Desde joven, Don Orione tuvo admiración por la figura y la
obra de José Benito Cottolengo (1786-1842). De hecho, cuando aún estaba en el
Oratorio Salesiano de Valdocco solía pasar por “La Pequeña Casa” de Turín,
lugar que le atraía muy especialmente.
Los
desamparados argentinos
En octubre de 1934 Don Orione se embarcó desde Génova hacia
Buenos Aires, permaneciendo en el continente latinoamericano hasta agosto de
1937. Durante ese largo periodo de tiempo desarrolló una intensa actividad en
favor de los desamparados y marginados de la sociedad argentina, de entre las
que se destaca la fundación en Buenos Aires del “Pequeño Cottolengo Argentino”
en abril de 1935. Así lo comprendía:
“Jesús, en verdad has sido él desecho del mundo y en esto
nuestros queridos pobres del Pequeño Cottolengo se asemejan un poco a ti. ¡Jesús,
tu primer pueblo te ha rechazado y no quiso recibirte!

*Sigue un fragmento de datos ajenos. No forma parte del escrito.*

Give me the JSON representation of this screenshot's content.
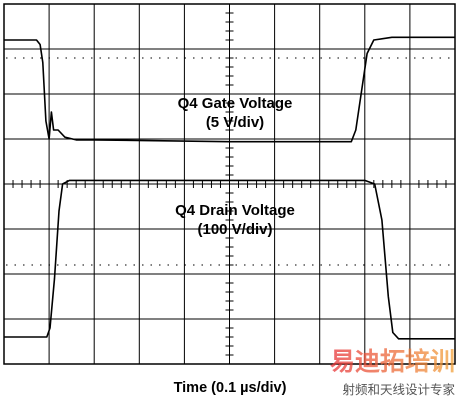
{
  "chart_data": {
    "type": "line",
    "xlabel": "Time (0.1 µs/div)",
    "divisions": {
      "horizontal": 10,
      "vertical": 8
    },
    "grid": true,
    "series": [
      {
        "name": "Q4 Gate Voltage",
        "scale": "(5 V/div)",
        "color": "#000000",
        "points_div": [
          [
            0.0,
            7.2
          ],
          [
            0.72,
            7.2
          ],
          [
            0.8,
            7.1
          ],
          [
            0.86,
            6.7
          ],
          [
            0.93,
            5.4
          ],
          [
            1.0,
            5.0
          ],
          [
            1.05,
            5.6
          ],
          [
            1.1,
            5.2
          ],
          [
            1.2,
            5.2
          ],
          [
            1.35,
            5.04
          ],
          [
            1.6,
            4.98
          ],
          [
            2.0,
            4.98
          ],
          [
            5.0,
            4.94
          ],
          [
            7.7,
            4.94
          ],
          [
            7.8,
            5.2
          ],
          [
            8.05,
            6.9
          ],
          [
            8.2,
            7.2
          ],
          [
            8.6,
            7.26
          ],
          [
            10.0,
            7.26
          ]
        ]
      },
      {
        "name": "Q4 Drain Voltage",
        "scale": "(100 V/div)",
        "color": "#000000",
        "points_div": [
          [
            0.0,
            0.6
          ],
          [
            0.95,
            0.6
          ],
          [
            1.02,
            0.8
          ],
          [
            1.12,
            1.9
          ],
          [
            1.22,
            3.4
          ],
          [
            1.3,
            4.0
          ],
          [
            1.45,
            4.08
          ],
          [
            8.0,
            4.08
          ],
          [
            8.22,
            4.0
          ],
          [
            8.38,
            3.2
          ],
          [
            8.52,
            1.5
          ],
          [
            8.62,
            0.7
          ],
          [
            8.75,
            0.56
          ],
          [
            10.0,
            0.56
          ]
        ]
      }
    ],
    "reference_levels_div": [
      6.8,
      2.2
    ]
  },
  "watermark": {
    "text_big": "易迪拓培训",
    "text_small": "射频和天线设计专家",
    "colors": [
      "#e8343a",
      "#f2a33a"
    ]
  }
}
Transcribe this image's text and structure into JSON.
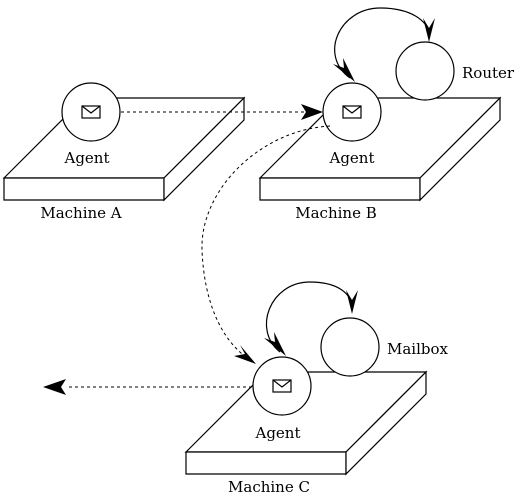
{
  "machines": [
    {
      "id": "a",
      "label": "Machine A",
      "agent_label": "Agent"
    },
    {
      "id": "b",
      "label": "Machine B",
      "agent_label": "Agent",
      "service_label": "Router"
    },
    {
      "id": "c",
      "label": "Machine C",
      "agent_label": "Agent",
      "service_label": "Mailbox"
    }
  ],
  "colors": {
    "line": "#000000",
    "background": "#ffffff"
  },
  "icons": {
    "agent": "envelope-icon"
  }
}
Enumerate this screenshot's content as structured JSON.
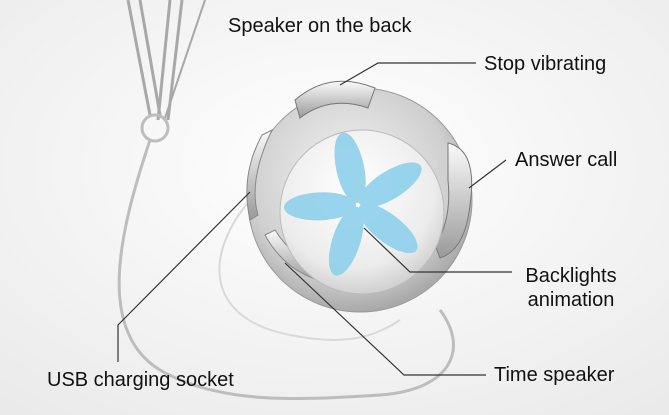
{
  "labels": {
    "speaker_back": "Speaker on the back",
    "stop_vibrating": "Stop vibrating",
    "answer_call": "Answer call",
    "backlights_line1": "Backlights",
    "backlights_line2": "animation",
    "usb_socket": "USB charging socket",
    "time_speaker": "Time speaker"
  },
  "colors": {
    "petal": "#8fd0ec",
    "leader_line": "#333333",
    "metal": "#d8d8d8"
  }
}
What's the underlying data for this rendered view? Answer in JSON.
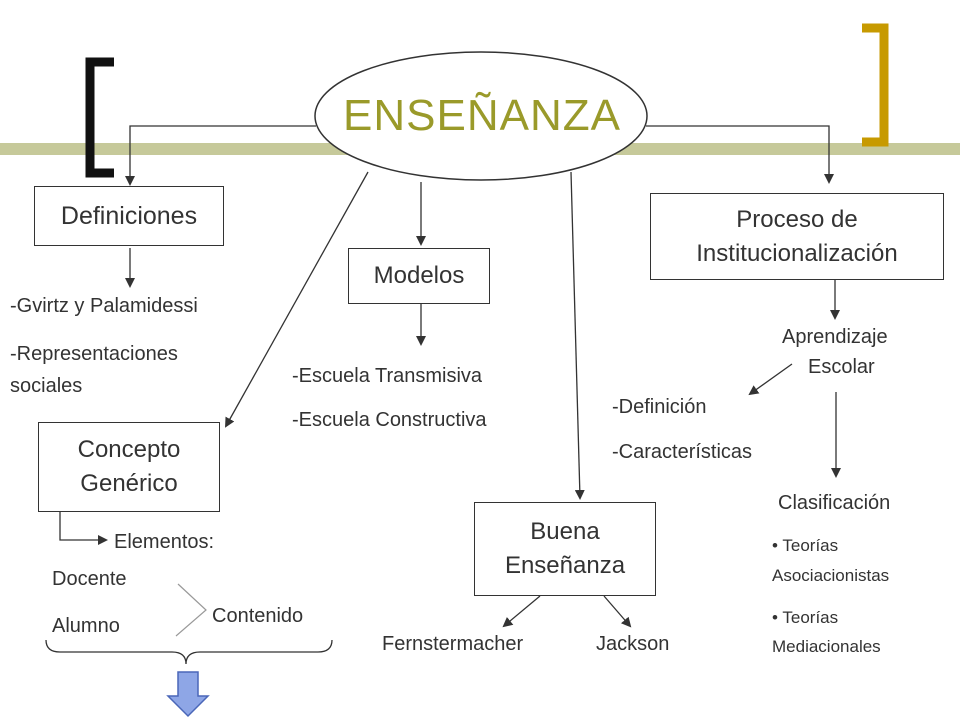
{
  "title": "ENSEÑANZA",
  "colors": {
    "accent_bar": "#c6c99a",
    "title": "#9a9a2a",
    "bracket_left": "#111111",
    "bracket_right": "#c79a00",
    "arrow_fill": "#8ea6e6"
  },
  "definiciones": {
    "label": "Definiciones",
    "items": [
      "-Gvirtz y Palamidessi",
      "-Representaciones",
      "sociales"
    ]
  },
  "modelos": {
    "label": "Modelos",
    "items": [
      "-Escuela Transmisiva",
      "-Escuela Constructiva"
    ]
  },
  "proceso": {
    "label_line1": "Proceso de",
    "label_line2": "Institucionalización",
    "aprendizaje_line1": "Aprendizaje",
    "aprendizaje_line2": "Escolar",
    "items": [
      "-Definición",
      "-Características"
    ],
    "clasificacion": "Clasificación",
    "teorias": [
      {
        "line1": "• Teorías",
        "line2": "Asociacionistas"
      },
      {
        "line1": "• Teorías",
        "line2": "Mediacionales"
      }
    ]
  },
  "concepto": {
    "label_line1": "Concepto",
    "label_line2": "Genérico",
    "elementos": "Elementos:",
    "docente": "Docente",
    "alumno": "Alumno",
    "contenido": "Contenido"
  },
  "buena": {
    "label_line1": "Buena",
    "label_line2": "Enseñanza",
    "authors": [
      "Fernstermacher",
      "Jackson"
    ]
  }
}
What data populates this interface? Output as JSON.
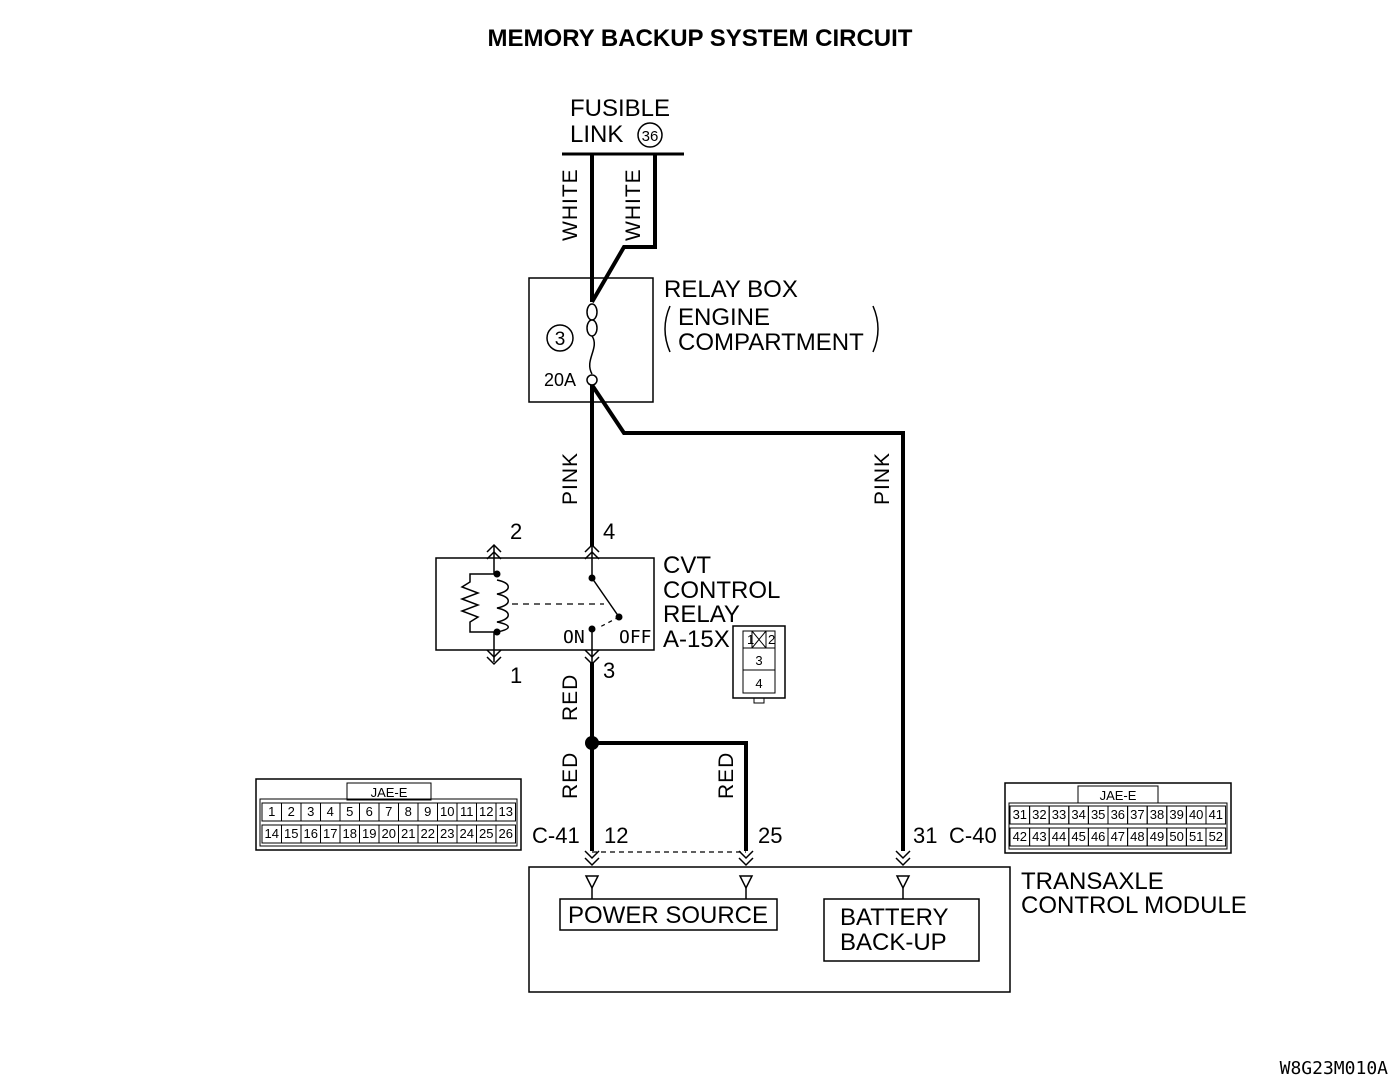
{
  "title": "MEMORY BACKUP SYSTEM CIRCUIT",
  "fusible_link": {
    "line1": "FUSIBLE",
    "line2": "LINK",
    "number": "36"
  },
  "wire_colors": {
    "white_left": "WHITE",
    "white_right": "WHITE",
    "pink_left": "PINK",
    "pink_right": "PINK",
    "red_upper": "RED",
    "red_lower": "RED",
    "red_right": "RED"
  },
  "relay_box": {
    "line1": "RELAY BOX",
    "line2": "ENGINE",
    "line3": "COMPARTMENT",
    "fuse_number": "3",
    "fuse_rating": "20A"
  },
  "cvt_relay": {
    "line1": "CVT",
    "line2": "CONTROL",
    "line3": "RELAY",
    "connector": "A-15X",
    "pins": {
      "p1": "1",
      "p2": "2",
      "p3": "3",
      "p4": "4"
    },
    "on_label": "ON",
    "off_label": "OFF",
    "connector_face": {
      "row1": [
        "1",
        "2"
      ],
      "row2": [
        "3"
      ],
      "row3": [
        "4"
      ]
    }
  },
  "connector_c41": {
    "label": "C-41",
    "header": "JAE-E",
    "row1": [
      "1",
      "2",
      "3",
      "4",
      "5",
      "6",
      "7",
      "8",
      "9",
      "10",
      "11",
      "12",
      "13"
    ],
    "row2": [
      "14",
      "15",
      "16",
      "17",
      "18",
      "19",
      "20",
      "21",
      "22",
      "23",
      "24",
      "25",
      "26"
    ]
  },
  "connector_c40": {
    "label": "C-40",
    "header": "JAE-E",
    "row1": [
      "31",
      "32",
      "33",
      "34",
      "35",
      "36",
      "37",
      "38",
      "39",
      "40",
      "41"
    ],
    "row2": [
      "42",
      "43",
      "44",
      "45",
      "46",
      "47",
      "48",
      "49",
      "50",
      "51",
      "52"
    ]
  },
  "module_pins": {
    "p12": "12",
    "p25": "25",
    "p31": "31"
  },
  "tcm": {
    "line1": "TRANSAXLE",
    "line2": "CONTROL MODULE",
    "power_source": "POWER SOURCE",
    "battery_line1": "BATTERY",
    "battery_line2": "BACK-UP"
  },
  "figure_code": "W8G23M010A"
}
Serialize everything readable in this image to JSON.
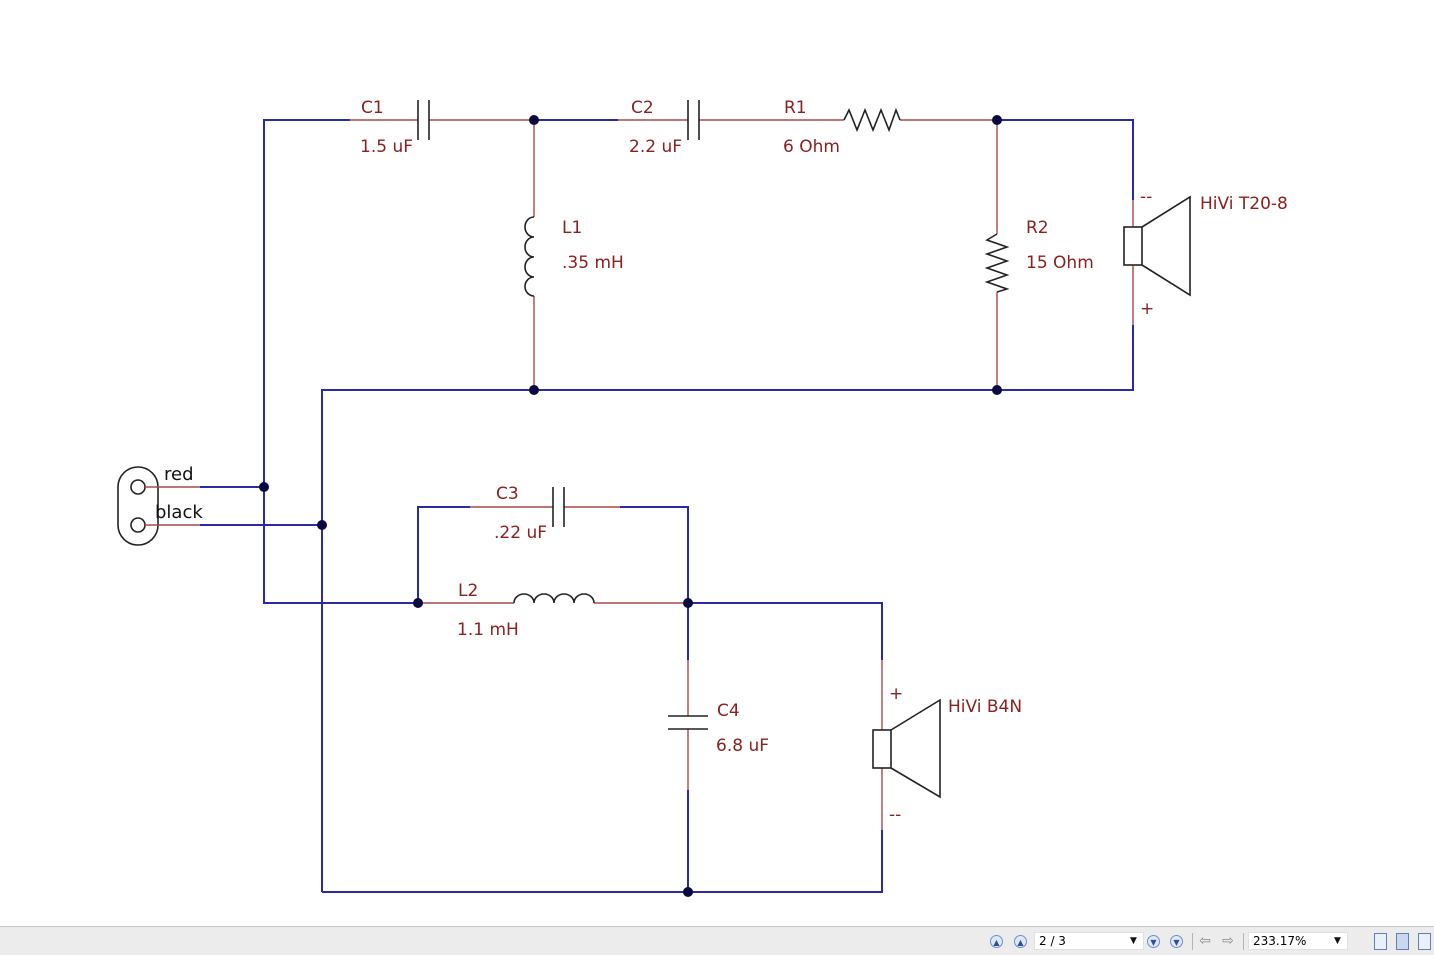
{
  "schematic": {
    "labels": {
      "c1_ref": "C1",
      "c1_val": "1.5 uF",
      "c2_ref": "C2",
      "c2_val": "2.2 uF",
      "r1_ref": "R1",
      "r1_val": "6 Ohm",
      "l1_ref": "L1",
      "l1_val": ".35 mH",
      "r2_ref": "R2",
      "r2_val": "15 Ohm",
      "tweeter": "HiVi T20-8",
      "tweeter_top_pol": "--",
      "tweeter_bot_pol": "+",
      "c3_ref": "C3",
      "c3_val": ".22 uF",
      "l2_ref": "L2",
      "l2_val": "1.1 mH",
      "c4_ref": "C4",
      "c4_val": "6.8 uF",
      "woofer": "HiVi B4N",
      "woofer_top_pol": "+",
      "woofer_bot_pol": "--",
      "input_red": "red",
      "input_black": "black"
    }
  },
  "statusbar": {
    "page_field": "2 / 3",
    "zoom_field": "233.17%",
    "icons": [
      "first-page-icon",
      "previous-page-icon",
      "next-page-icon",
      "last-page-icon",
      "back-icon",
      "forward-icon",
      "single-page-view-icon",
      "continuous-view-icon",
      "facing-view-icon"
    ]
  }
}
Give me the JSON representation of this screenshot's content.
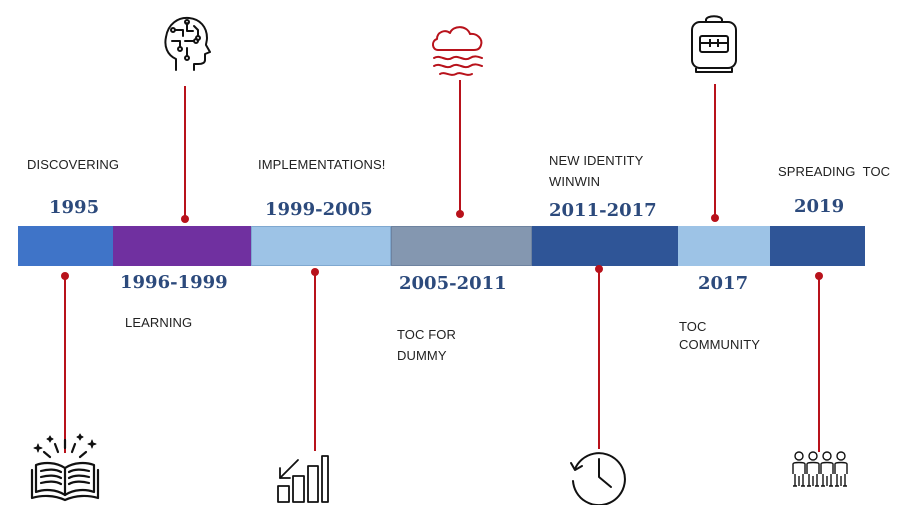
{
  "timeline": {
    "segments": [
      {
        "id": "1995",
        "color": "#3f74c8"
      },
      {
        "id": "1996-1999",
        "color": "#7030a0"
      },
      {
        "id": "1999-2005",
        "color": "#9dc3e6"
      },
      {
        "id": "2005-2011",
        "color": "#8497b0"
      },
      {
        "id": "2011-2017",
        "color": "#2f5597"
      },
      {
        "id": "2017",
        "color": "#9dc3e6"
      },
      {
        "id": "2019",
        "color": "#2f5597"
      }
    ],
    "stem_color": "#b8121b"
  },
  "events": {
    "e1995": {
      "year": "1995",
      "label": "DISCOVERING",
      "icon": "open-book-icon"
    },
    "e1996": {
      "year": "1996-1999",
      "label": "LEARNING",
      "icon": "ai-head-icon"
    },
    "e1999": {
      "year": "1999-2005",
      "label": "IMPLEMENTATIONS!",
      "icon": "bar-chart-icon"
    },
    "e2005": {
      "year": "2005-2011",
      "label_line1": "TOC FOR",
      "label_line2": "DUMMY",
      "icon": "cloud-wind-icon"
    },
    "e2011": {
      "year": "2011-2017",
      "label_line1": "NEW IDENTITY",
      "label_line2": "WINWIN",
      "icon": "clock-icon"
    },
    "e2017": {
      "year": "2017",
      "label_line1": "TOC",
      "label_line2": "COMMUNITY",
      "icon": "backpack-icon"
    },
    "e2019": {
      "year": "2019",
      "label": "SPREADING  TOC",
      "icon": "people-group-icon"
    }
  }
}
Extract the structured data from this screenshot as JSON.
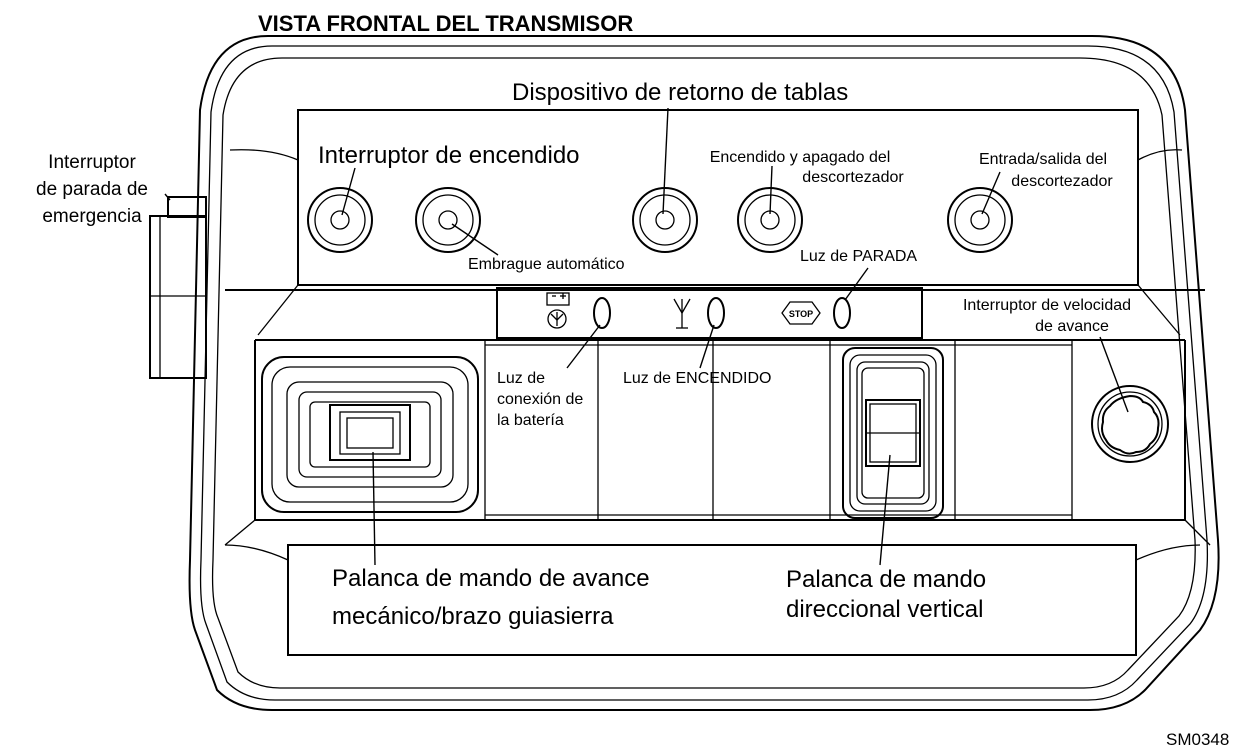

Te convertiste en el
gran Repudiado. No has tenido otra cosa que una gruta abierta a la intemperie:
Tú eres el Primero de los pobres del Cottolengo”
Por ello, el “Pequeño Cottolengo” y sus “desechos”, son la
metáfora del entero amor de Dios, que abraza toda la historia; que toca y
transforma a todos los seres humanos, constituyéndolos, de una muchedumbre en
su pueblo: el Pueblo de Dios.
Ser “del Cottolengo” constituye como una parábola del estado
de sufrimiento que vive toda persona, pero que en Cristo, es transformado
radicalmente en fuente de vida.
Y la Iglesia se ha hecho instrumento de la Providencia de
Dios para estar junto a todo el que sufre, misión que nunca tendrá que
abandonar.
Don Orione, especialmente, en los años transcurridos en
Argentina lo comprendió tan bien que no vaciló en dar la vida por ello. Para
él, todo aquel que quiera participar en la construcción de una humanidad nueva,
no sólo tendrá que servir a Jesús en los pobres, sino querer vivir como su
Señor, corriendo la suerte de los “desamparados y excluidos”.
El rostro providencial de Dios, es como aquella “buena
mujer” que saliendo de la iglesia observó al hombre tendido en la oscuridad,
rechazado por todos, e indicó la puerta de la casa del arzobispo, como un lugar
seguro.
Esa misma Providencia es la que nos indicara las puertas
que, como argentinos, deberemos abrir a fin de asumir en nuestra existencia el
modo paternal y maternal del amor, y ser verdaderamente una patria para todos.